Andrew Jackson was a whiskey-drinking, hell-raising lunatic who was elected President of the United States. He waged a personal war against the British, fought an assassin, threatened to behead John C. Calhoun, and almost destroyed the White House on two separate occasions. He was quoted as saying “I was born for a storm, and a calm does not suit me.” Words of a true hell raiser. Yes he did terrible things to the Native Americans, but that’s a story for another day.
Let’s take a look at some of the highlights from his insane life.
Told the Brits to go fuck themselves
Eager to get his life of ass-kicking and whiskey-drinking off to a start, Jackson enlisted with the local militia at the age of 13 as a courier in the Revolutionary War. When he was eventually captured along with his brother, a British commander ordered little Andrew to clean his boots. Andrew “Balls to the Wall” Jackson refused, enraged the commander, swung his sword at him, and created a large gash on Jackson’s hand and head. These scars would later fuel little Andrew’s wrath against all things English for years to come.
By the 1800’s Jackson had the average hobbies of your everyday maniac. When he wasn’t out fighting Native Americans or bathing in the blood of British soldiers, you could find him at the local horse track, drinking and gambling.

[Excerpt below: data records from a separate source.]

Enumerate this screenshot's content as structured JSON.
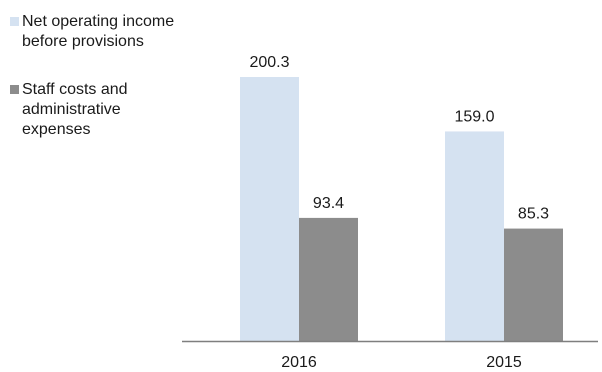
{
  "chart_data": {
    "type": "bar",
    "categories": [
      "2016",
      "2015"
    ],
    "series": [
      {
        "name": "Net operating income before provisions",
        "values": [
          200.3,
          159.0
        ],
        "color": "#d5e2f1"
      },
      {
        "name": "Staff costs and administrative expenses",
        "values": [
          93.4,
          85.3
        ],
        "color": "#8c8c8c"
      }
    ],
    "value_labels": [
      [
        "200.3",
        "159.0"
      ],
      [
        "93.4",
        "85.3"
      ]
    ],
    "ylim": [
      0,
      250
    ],
    "grid": false,
    "legend_position": "left",
    "axis_color": "#7f7f7f"
  },
  "legend": {
    "items": [
      {
        "label": "Net operating income before provisions"
      },
      {
        "label": "Staff costs and administrative expenses"
      }
    ]
  }
}
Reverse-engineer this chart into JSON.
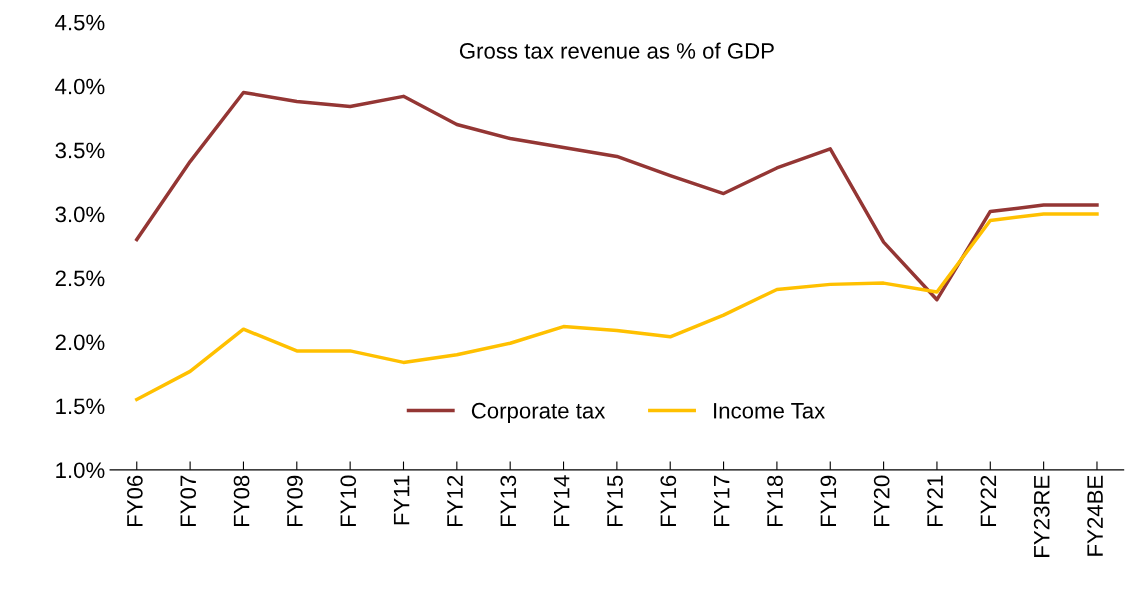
{
  "chart_data": {
    "type": "line",
    "title": "Gross tax revenue as % of GDP",
    "categories": [
      "FY06",
      "FY07",
      "FY08",
      "FY09",
      "FY10",
      "FY11",
      "FY12",
      "FY13",
      "FY14",
      "FY15",
      "FY16",
      "FY17",
      "FY18",
      "FY19",
      "FY20",
      "FY21",
      "FY22",
      "FY23RE",
      "FY24BE"
    ],
    "series": [
      {
        "name": "Corporate tax",
        "color": "#943634",
        "values": [
          2.8,
          3.41,
          3.95,
          3.88,
          3.84,
          3.92,
          3.7,
          3.59,
          3.52,
          3.45,
          3.3,
          3.16,
          3.36,
          3.51,
          2.78,
          2.33,
          3.02,
          3.07,
          3.07
        ]
      },
      {
        "name": "Income Tax",
        "color": "#ffc000",
        "values": [
          1.55,
          1.77,
          2.1,
          1.93,
          1.93,
          1.84,
          1.9,
          1.99,
          2.12,
          2.09,
          2.04,
          2.21,
          2.41,
          2.45,
          2.46,
          2.39,
          2.95,
          3.0,
          3.0
        ]
      }
    ],
    "ylim": [
      1.0,
      4.5
    ],
    "yticks": [
      {
        "value": 1.0,
        "label": "1.0%"
      },
      {
        "value": 1.5,
        "label": "1.5%"
      },
      {
        "value": 2.0,
        "label": "2.0%"
      },
      {
        "value": 2.5,
        "label": "2.5%"
      },
      {
        "value": 3.0,
        "label": "3.0%"
      },
      {
        "value": 3.5,
        "label": "3.5%"
      },
      {
        "value": 4.0,
        "label": "4.0%"
      },
      {
        "value": 4.5,
        "label": "4.5%"
      }
    ],
    "grid": false,
    "legend": "bottom",
    "marker": "none",
    "line_style": "solid"
  }
}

After a series of escalating events over a bet on a horse race, Jackson challenged a man named Charles Dickinson to a duel. Jackson knew that Dickinson was considered an expert shot and after studying some game film, decided the best strategy would be to let Dickinson quickly fire first, hopefully missing. This would allow Jackson to take as much time as needed to aim.

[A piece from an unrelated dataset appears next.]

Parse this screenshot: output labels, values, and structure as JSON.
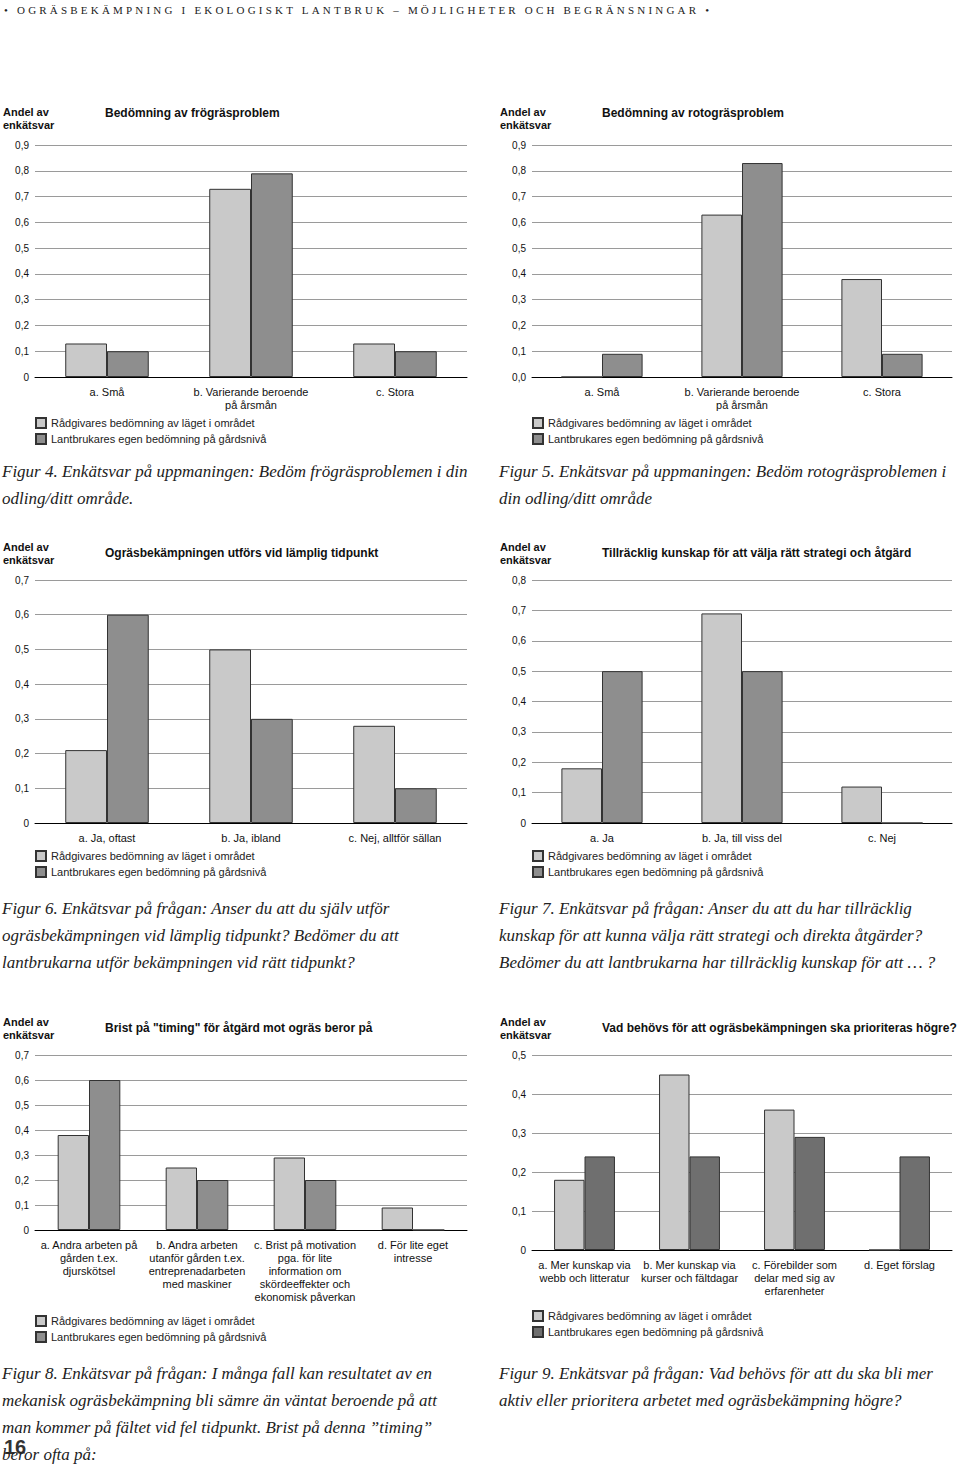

Dickinson did manage to hit Jackson in his chest, but fueled off whiskey and rage, Jackson still managed to calmly aim his gun and hit Dickinson in his own chest, who later died of his wound. Jackson was quoted as saying “If he had shot me through the brain, sir, I should still have killed him.”
In December of 1814, the United Kingdom decided to invade Louisiana. What they had not anticipated was finding a lunatic Major General by the name of Andrew Jackson who had been waiting 30 years for a chance to murder them all.
Jackson was strict, short-tempered, but his willingness to suffer along side of his men made him extremely popular. They nicknamed him Old Hickory because he was “tough as old hickory wood” on the battlefield.
Heavily outgunned and outnumbered, Jackson and his soldiers managed to force the British to withdrawal. As one man put it, “the news of victory came upon the country like a clap of thunder in the clear azure vault of the firmament, and traveled with electromagnetic velocity, throughout the confines of the land.”
The Inaugural Party
After a hard-fought campaign, newly elected President Jackson was ready to celebrate his inauguration. And what better way than inviting the entire country to party with him in his awesome new mansion? After the ceremony, Jackson returned to the White House to get the festivities started. The party quickly got out of hand as the crowd swelled to over 20,000. The party goers pounded punch spiked with whiskey. They destroyed furniture, china, and even ground cheese into the carpets. It got so crazy that Jackson had to escape through a window. Only after moving all of the whiskey to the front lawn were they able to get the drunk mob to exit the White House.
The assassination attempt
On January 30, 1835 Jackson became the first attempt at a Presidential assassination. After attending the funeral of a Congressman, unemployed painter and fully-employed nut job Richard Lawrence pulled two pistols on Jackson. Both pistols misfired, a likelihood that was calculated at 1 in 125,000. Jackson took this opportunity to unleash a can of whoop ass on Lawrence, repeatedly striking him with his cane. If that’s not bad ass enough for you, Davey Crockett was also there and jumped in like a true BFF.
Lawrence claimed that he was the deposed King of England, Richard III (who died in 1485) and needed to kill the President. In a weird twist of lunacy and irony, Jackson was once again teaching the British the sweet taste of an Andrew Jackson ass kicking.
With his term coming to an end and his goal take the White House with him, Jackson decided one last party was in order. A few years earlier a dairy farmer decided to send the President a 1400 lb. wheel of cheese. After receiving the cheese and coming to terms with with the impossibility of eating that much god damn cheese, he left it sit in the foyer for anyone to enjoy. A few years later, the massive chunk of cheese still sat and Jackson decided one last party would be enough to finally defeat it.
So in typical Jackson fashion, he threw a cheese rager for over 10,000 people. The cheese fiends destroyed the cheese so fast that it was completely gone within 2 hours. The cheese was gone, but not forgotten, the smell of the cheese could be allegedly smelled several blocks away and one man even described it as “an evil-smelling horror.” The smell was stuck so deep into the walls and carpets that new President Martin Van Buren “had to air the carpet for many days; to take away the curtains and to paint and white-wash before he could get the victory over it.”
His only regrets
“That I didn’t shoot Henry Clay and I didn’t hang John C. Calhoun”… Holy shit man.
John C. Calhoun
Look at this terrifying motherfucker! He looks like an soul-stealing possessed muppet! No wonder Jackson wanted to hang him.